Got on the scales this morning, As one does..and to my surprise I have dropped another pound! I ask myself – what else does this drug have in store for me?
How did Marijuhana become so badly maligned by mainstream? Since commencing Dronabinol when I feel happy for the first time in my life. All the traumatic experiences of my seventy one years have just floated away. Memories are on hold for the first time ever. Sad memories have given way to thoughts that now have room for what is happening to me today. I am feeling the real world, and life, seeping into my cells day by day.
It totally perplexes me to comprehend the reason why society has cursed the ‘weed’ for everything that my experience diametrically oppose!
Take pain as and example. The intense, constant, ugly all consuming sense, that just taking a breath will make it unbearable to live and despite my wish for freedom from the pain, I must keep living. Opiates were never efffective for my cancer pain, even at sixty milligrams a day.

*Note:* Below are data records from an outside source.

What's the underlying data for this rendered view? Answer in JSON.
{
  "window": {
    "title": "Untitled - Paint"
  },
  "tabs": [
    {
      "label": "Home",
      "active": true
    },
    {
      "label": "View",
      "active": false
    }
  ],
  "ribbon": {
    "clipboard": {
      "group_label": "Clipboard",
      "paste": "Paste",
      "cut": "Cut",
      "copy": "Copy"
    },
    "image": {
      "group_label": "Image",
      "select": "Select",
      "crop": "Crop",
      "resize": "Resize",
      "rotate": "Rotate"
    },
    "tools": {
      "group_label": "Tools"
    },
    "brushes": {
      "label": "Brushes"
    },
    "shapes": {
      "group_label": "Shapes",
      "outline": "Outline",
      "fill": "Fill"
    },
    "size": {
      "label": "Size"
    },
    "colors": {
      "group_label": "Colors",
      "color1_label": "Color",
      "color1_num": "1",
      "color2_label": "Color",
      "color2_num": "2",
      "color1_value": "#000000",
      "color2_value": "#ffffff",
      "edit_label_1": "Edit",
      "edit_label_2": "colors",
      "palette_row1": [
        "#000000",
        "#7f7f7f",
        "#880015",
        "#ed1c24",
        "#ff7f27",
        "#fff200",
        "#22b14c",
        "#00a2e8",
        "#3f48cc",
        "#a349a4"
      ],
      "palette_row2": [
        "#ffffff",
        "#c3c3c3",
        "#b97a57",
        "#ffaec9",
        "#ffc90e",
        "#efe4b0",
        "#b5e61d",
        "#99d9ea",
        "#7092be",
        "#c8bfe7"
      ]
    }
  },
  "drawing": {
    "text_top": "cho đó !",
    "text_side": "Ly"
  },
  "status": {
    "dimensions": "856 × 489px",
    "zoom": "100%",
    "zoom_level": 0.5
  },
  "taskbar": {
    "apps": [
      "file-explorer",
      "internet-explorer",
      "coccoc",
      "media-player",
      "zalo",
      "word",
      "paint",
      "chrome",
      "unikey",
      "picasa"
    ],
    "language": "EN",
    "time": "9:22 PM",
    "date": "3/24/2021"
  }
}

The reality of my opiate use was minimal pain relief with increasing euporia, and an increasing divide between self and reality.
In respect to Dronabinol, the opposite happens. On a daily basis I find myself getting total pain relief from a painkiller that is not yet on the FDA list for this usage.
Pain relief and the other positive effects I am finding as I use Dronabinol, are definitely not getting the attention of the principal actors. Healthcare professionals need to make major changes to the negative perception of THC and map new algorithems to effectiely relieve pain. Dronabinol in my mind, and from my experience, should be part of maintream thinking when decision-making on the choice cancer pain relief.
By the way, to this point I appear to have an increased metabolism while taking Dronabinol and am not getting fat, while feeling happy.